What is a community? Consider these four newspaper reports:
“In the broadest sense, community involvement is how a company interacts with the communities in which it operates,” says Hannah Jones, Nike’s head of corporate responsibility. “For us, it’s the 800,000 workers in our supply chain.”
“… if the intelligence community is to be believed, the breeding grounds have spread ominously within our own boundaries.”
“The school community should take more interest in the behaviour of adults who are neither employees nor members of the school. If we find an adult taking drugs within the community we will ask them to leave.”

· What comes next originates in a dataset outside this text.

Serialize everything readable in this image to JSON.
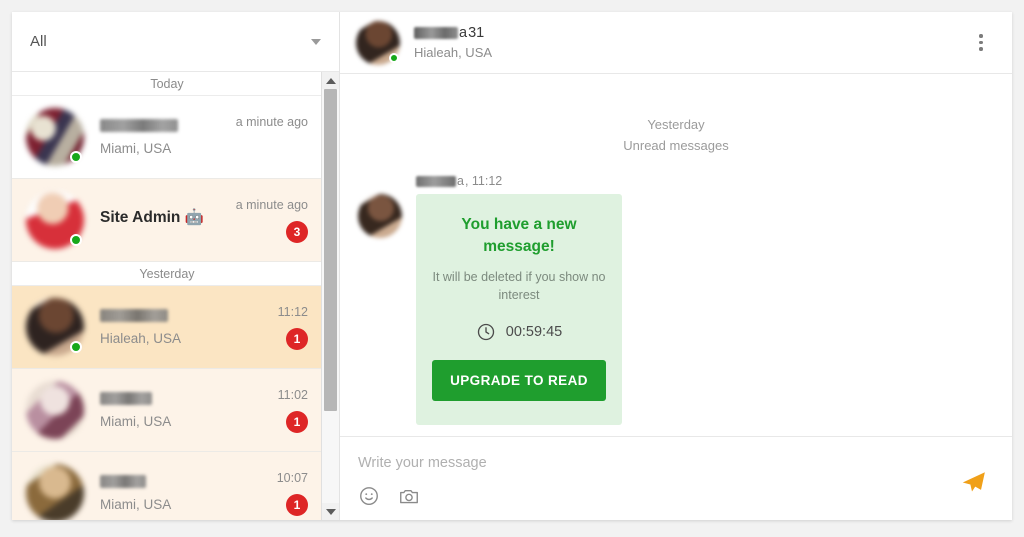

“…the British Army Rumour Service at arrse.co.uk, prides itself on being ‘The unofficial British Army community website’”.1
All four reports are taken from the British national press in the summer of 2007. In those three months newspapers used the word “community” more than three thousand times. In fact, the word was used so often that Lexis-Nexis, the newspaper database, is unable to give an accurate count, which is a shame, because there are a lot of communities out there; along with the business community, the intelligence community2, the school and army communities in the reports above, we also find mention of the “gay”, the “Muslim”, the “sporting” and even (surprisingly?) the “criminal community”. What can all these communities possibly signify?
As Rowan Williams has pointed out “communities, in spite of the sentimental way we sometimes think of them, don’t just happen. They need nurture, they need to be woven into unity”3. In order to think intelligently and unsentimentally about community, we need some help. We can find that help in the life and work of another German theologian, Dietrich Bonhoeffer.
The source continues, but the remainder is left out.